On 23 April 2009, the Claimant issued an invoice for £42,375 plus VAT. The Defendant disputed the invoice and the matter proceeded to an arbitration where the Claimant was awarded the sum of £24,033.85. The Claimant then issued a claim to recover the balance of its invoice.
At first instance, the Judge held that the starting point was that a service provider was entitled to be paid once the work had been done and, therefore, its cause of action arose at that point. As such, the Architect’s claim for payment of the balance of an invoice was statute barred (section 5 Limitation Act).

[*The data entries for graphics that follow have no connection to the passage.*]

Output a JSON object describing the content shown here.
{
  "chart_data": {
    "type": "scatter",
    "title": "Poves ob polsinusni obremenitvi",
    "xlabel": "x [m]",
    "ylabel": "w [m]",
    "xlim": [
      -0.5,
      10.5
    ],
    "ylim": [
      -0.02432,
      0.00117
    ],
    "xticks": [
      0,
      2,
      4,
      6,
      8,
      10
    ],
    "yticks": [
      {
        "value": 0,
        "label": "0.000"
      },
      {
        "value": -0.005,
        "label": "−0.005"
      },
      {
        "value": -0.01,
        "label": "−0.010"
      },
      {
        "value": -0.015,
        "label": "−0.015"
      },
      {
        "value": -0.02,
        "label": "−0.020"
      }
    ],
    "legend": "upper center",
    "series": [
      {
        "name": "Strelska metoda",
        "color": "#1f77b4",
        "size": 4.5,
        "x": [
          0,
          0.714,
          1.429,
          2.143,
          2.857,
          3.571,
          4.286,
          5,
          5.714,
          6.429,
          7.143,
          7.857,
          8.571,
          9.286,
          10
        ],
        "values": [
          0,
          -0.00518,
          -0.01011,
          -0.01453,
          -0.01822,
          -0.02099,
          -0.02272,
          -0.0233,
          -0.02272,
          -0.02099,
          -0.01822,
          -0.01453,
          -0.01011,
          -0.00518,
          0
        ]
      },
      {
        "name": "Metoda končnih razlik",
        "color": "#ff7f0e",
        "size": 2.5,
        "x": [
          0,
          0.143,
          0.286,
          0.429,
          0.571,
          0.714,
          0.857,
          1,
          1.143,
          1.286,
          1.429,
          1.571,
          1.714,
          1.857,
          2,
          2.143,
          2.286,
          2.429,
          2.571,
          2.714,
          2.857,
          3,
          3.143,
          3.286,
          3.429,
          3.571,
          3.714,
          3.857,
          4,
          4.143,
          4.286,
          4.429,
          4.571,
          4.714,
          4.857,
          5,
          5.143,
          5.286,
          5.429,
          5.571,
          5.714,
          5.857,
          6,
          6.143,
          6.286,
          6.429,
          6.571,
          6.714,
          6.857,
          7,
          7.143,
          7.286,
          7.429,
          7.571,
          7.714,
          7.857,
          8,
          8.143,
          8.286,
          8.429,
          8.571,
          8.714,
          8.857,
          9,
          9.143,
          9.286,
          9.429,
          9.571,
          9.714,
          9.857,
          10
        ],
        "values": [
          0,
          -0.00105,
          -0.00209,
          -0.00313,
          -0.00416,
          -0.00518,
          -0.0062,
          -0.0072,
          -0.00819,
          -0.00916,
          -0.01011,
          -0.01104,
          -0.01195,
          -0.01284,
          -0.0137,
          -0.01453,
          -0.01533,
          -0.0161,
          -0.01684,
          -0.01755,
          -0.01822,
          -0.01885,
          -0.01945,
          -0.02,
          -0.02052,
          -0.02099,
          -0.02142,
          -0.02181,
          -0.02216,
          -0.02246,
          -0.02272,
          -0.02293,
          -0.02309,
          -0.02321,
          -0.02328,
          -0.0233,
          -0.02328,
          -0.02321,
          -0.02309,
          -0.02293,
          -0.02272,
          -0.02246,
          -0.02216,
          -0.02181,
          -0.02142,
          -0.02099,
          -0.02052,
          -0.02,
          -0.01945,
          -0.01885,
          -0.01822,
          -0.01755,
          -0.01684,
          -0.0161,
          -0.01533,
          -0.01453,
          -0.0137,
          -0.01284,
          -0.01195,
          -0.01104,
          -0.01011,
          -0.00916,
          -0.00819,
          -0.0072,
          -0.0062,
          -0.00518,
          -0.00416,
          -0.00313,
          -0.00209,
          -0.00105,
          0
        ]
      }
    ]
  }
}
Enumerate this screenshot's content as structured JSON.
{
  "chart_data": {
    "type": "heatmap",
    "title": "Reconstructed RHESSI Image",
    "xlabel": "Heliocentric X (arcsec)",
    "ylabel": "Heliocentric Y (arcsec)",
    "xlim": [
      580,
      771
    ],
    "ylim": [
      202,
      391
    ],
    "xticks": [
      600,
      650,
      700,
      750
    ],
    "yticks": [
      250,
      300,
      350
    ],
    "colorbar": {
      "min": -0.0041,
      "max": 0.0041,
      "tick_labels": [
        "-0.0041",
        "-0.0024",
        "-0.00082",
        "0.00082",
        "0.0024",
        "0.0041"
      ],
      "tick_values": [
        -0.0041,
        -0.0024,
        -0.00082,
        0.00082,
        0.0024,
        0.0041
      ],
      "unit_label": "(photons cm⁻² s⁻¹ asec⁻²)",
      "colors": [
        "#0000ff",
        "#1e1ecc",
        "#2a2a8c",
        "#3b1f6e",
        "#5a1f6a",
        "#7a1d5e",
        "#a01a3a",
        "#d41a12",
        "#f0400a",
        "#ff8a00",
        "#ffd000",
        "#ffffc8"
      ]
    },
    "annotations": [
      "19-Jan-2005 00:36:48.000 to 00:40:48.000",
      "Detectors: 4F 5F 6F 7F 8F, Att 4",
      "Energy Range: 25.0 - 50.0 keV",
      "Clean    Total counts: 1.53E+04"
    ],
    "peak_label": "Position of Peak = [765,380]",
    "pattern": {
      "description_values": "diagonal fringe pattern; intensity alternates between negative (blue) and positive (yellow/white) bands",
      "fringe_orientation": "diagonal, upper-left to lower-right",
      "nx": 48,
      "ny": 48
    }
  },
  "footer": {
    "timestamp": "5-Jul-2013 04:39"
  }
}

The Claimant contented that the parties had displaced the starting point (which it accepted was correct) by the contractual terms set out in the July 2007 Letter and, therefore, the cause of action accrued 30 days after receipt of the invoice.
On appeal, the Court considered that the terms of the July 2007 Letter dealt with the practicalities of billing and payment but did not mean that the parties agreed that the Claimant’s entitlement to payment did not arise until 30 days after receipt of the invoice. The Court considered that there was no intention by the parties to achieve a result that entitlement to payment did not arise when the work was done.
- Clear words were required if the timing of the accrual of the cause of action was to be changed.
- Clear words were required if the Court was to construe an agreement in such a way as to give a creditor control over the start of a limitation period in order to avoid the Court becoming engaged in determining satellite issues that deprived the Limitation Act 1980 of its purpose i.e. certainty and the avoidance of satellite claims.
The content of this page is a summary of the law in force at the date of publication and is not exhaustive, nor does it contain definitive advice. Specialist legal advice should be sought in relation to any queries that may arise.